The AI Boom: Not If It Bursts, But What Legacy It'll Leave
The West Coast gold rush permanently changed the US landscape. From 1848 and 1855, some 300,000 people descended there, drawn by dreams of wealth. This influx came at a terrible cost, involving the displacement of Indigenous communities. However, the real beneficiaries turned out to be not the prospectors, but the businessmen selling them shovels and canvas trousers.
Now, the state is witnessing a different kind of frenzy. Focused in Silicon Valley, the new pot of gold is Artificial Intelligence. The pressing debate isn't whether this constitutes a speculative bubble—numerous experts, from AI leaders and financial authorities, argue it clearly is. The real inquiry is understanding what kind of phenomenon it represents and, most importantly, what enduring consequences might look like.
A Chronicle of Bubbles and Their Aftermath
All bubbles exhibit a common trait: investors pursuing a vision. But their manifestations vary. During the early 2000s, the housing crisis nearly brought down the global banking system. Earlier, the internet bubble collapsed when investors realized that web-based pet food delivery were not inherently valuable.
The pattern goes back centuries. From the 17th-century Dutch tulip mania to the 18th-century South Sea Company bubble, the past is replete with examples of euphoria giving way to collapse. Analysis indicates that almost every major technological frontier invites a speculative surge that eventually overheats.
Almost each emerging frontier opened up to investment has resulted in a speculative frenzy. Investors rush to tap into its promise only to overdo it and retreat in retreat.
The Critical Question: Housing or Housing?
Thus, the essential issue about the current AI funding landscape is not concerning its inevitable deflation, but the nature of its aftermath. Would it mirror the 2008 crisis, leaving a crippled banking sector and a deep, protracted downturn? Or, might it be more like the tech bubble, which, while disruptive, in the end paved the way for the modern internet?
A key factor is funding. The housing crisis was propelled by reckless mortgage credit. Today's worry is that this AI spending spree is increasingly reliant on borrowing. Leading technology companies have reportedly raised record amounts of debt this period to fund costly data centers and hardware.
Such reliance creates broader vulnerability. Should the optimism deflates, heavily indebted entities could default, potentially causing a credit crisis that extends well past Silicon Valley.
The Even Deeper Question: Is the Technology Itself Viable?
Beyond funding, a even more basic question exists: Will the prevailing approach to AI itself endure? Previous bubbles frequently left behind transformative infrastructure, like railroads or the web.
However, prominent thinkers in the AI community now question the roadmap. Some suggest that the enormous spending in LLMs may be misguided. They contend that achieving genuine Artificial General Intelligence—the superhuman mind—requires a different foundation, like a "world model" architecture, rather than the current correlation-based systems.

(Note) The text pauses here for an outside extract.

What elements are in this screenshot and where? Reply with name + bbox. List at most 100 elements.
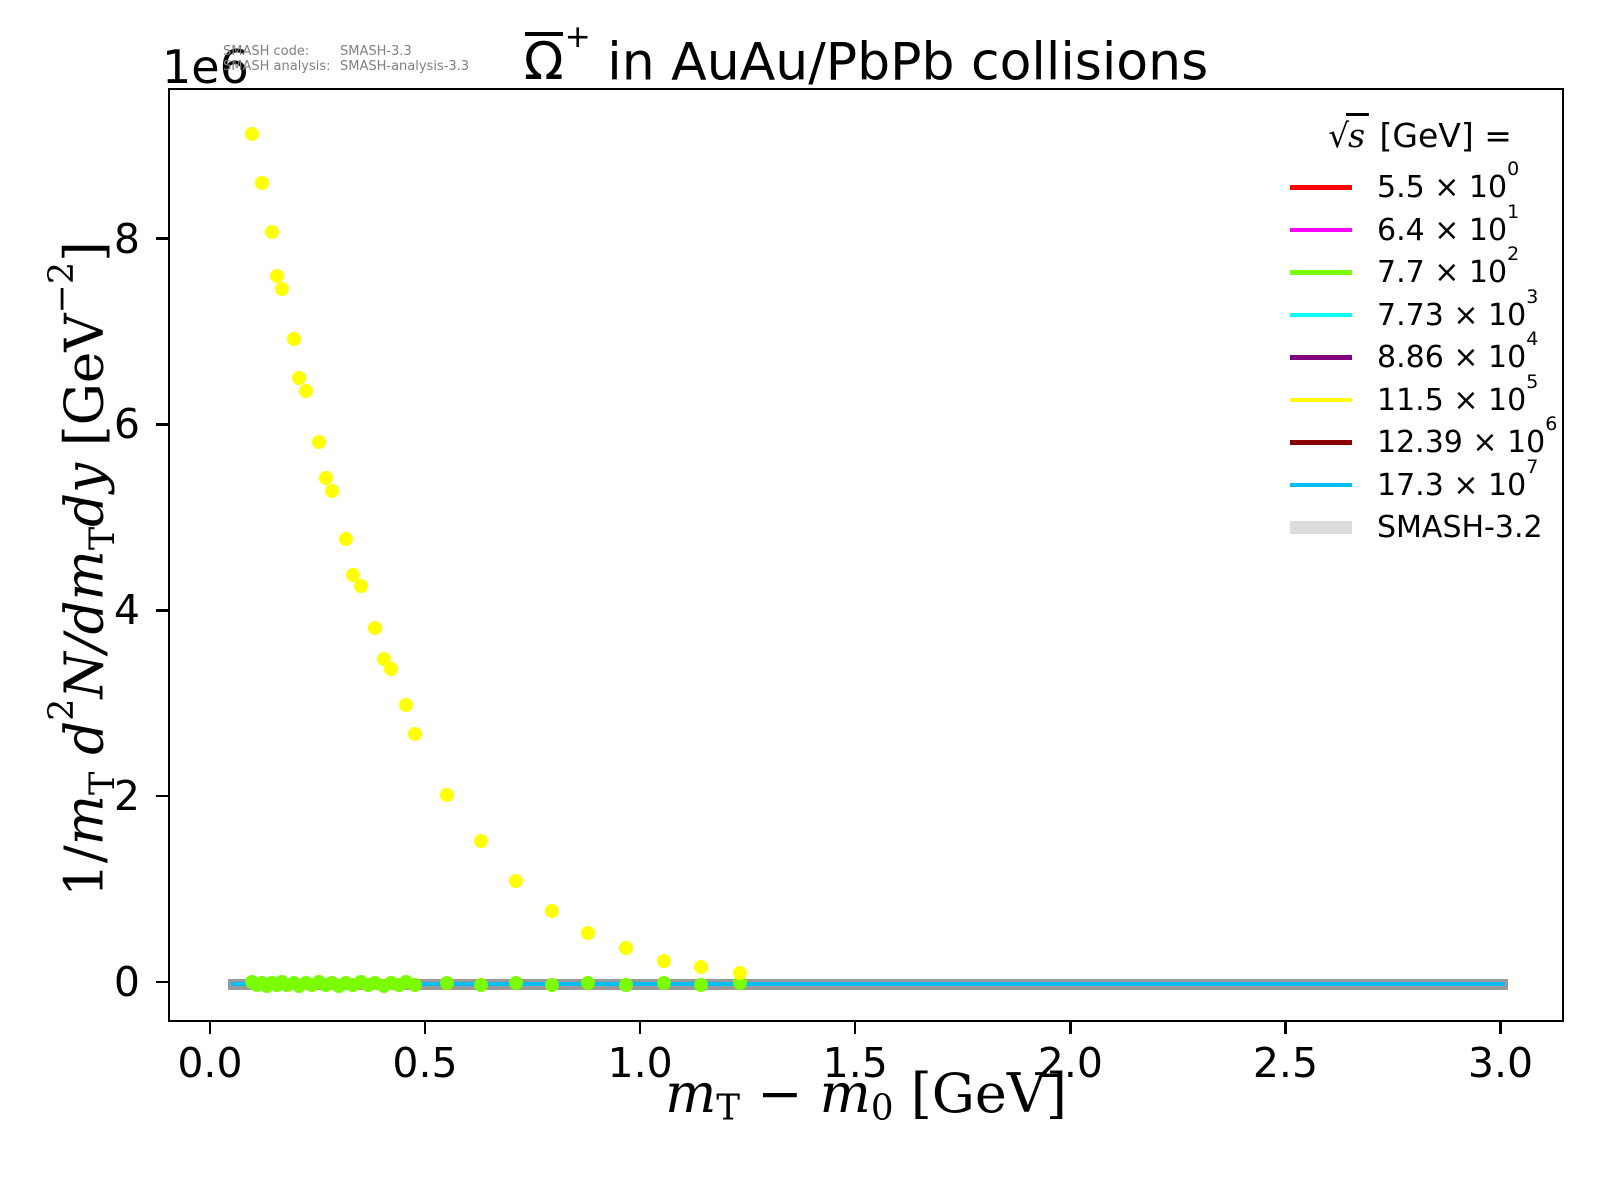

Should this view turns out to be correct, a significant chunk of the current astronomical AI investment could be channeled down a technological dead end. Similar to the 49ers of old, modern investors might find that providing the shovels—here, chips and computing power—doesn't guarantee that there is actual transformative intelligence to be discovered.
Conclusion
The AI moment is certainly a speculative surge. Its critical work for observers, policymakers, and society is to see past the coming market correction and focus on the dual outcomes it will forge: the financial damage left in its aftermath and the technological assets, if any, that remain. Our long-term could depend on which legacy ends up the most significant.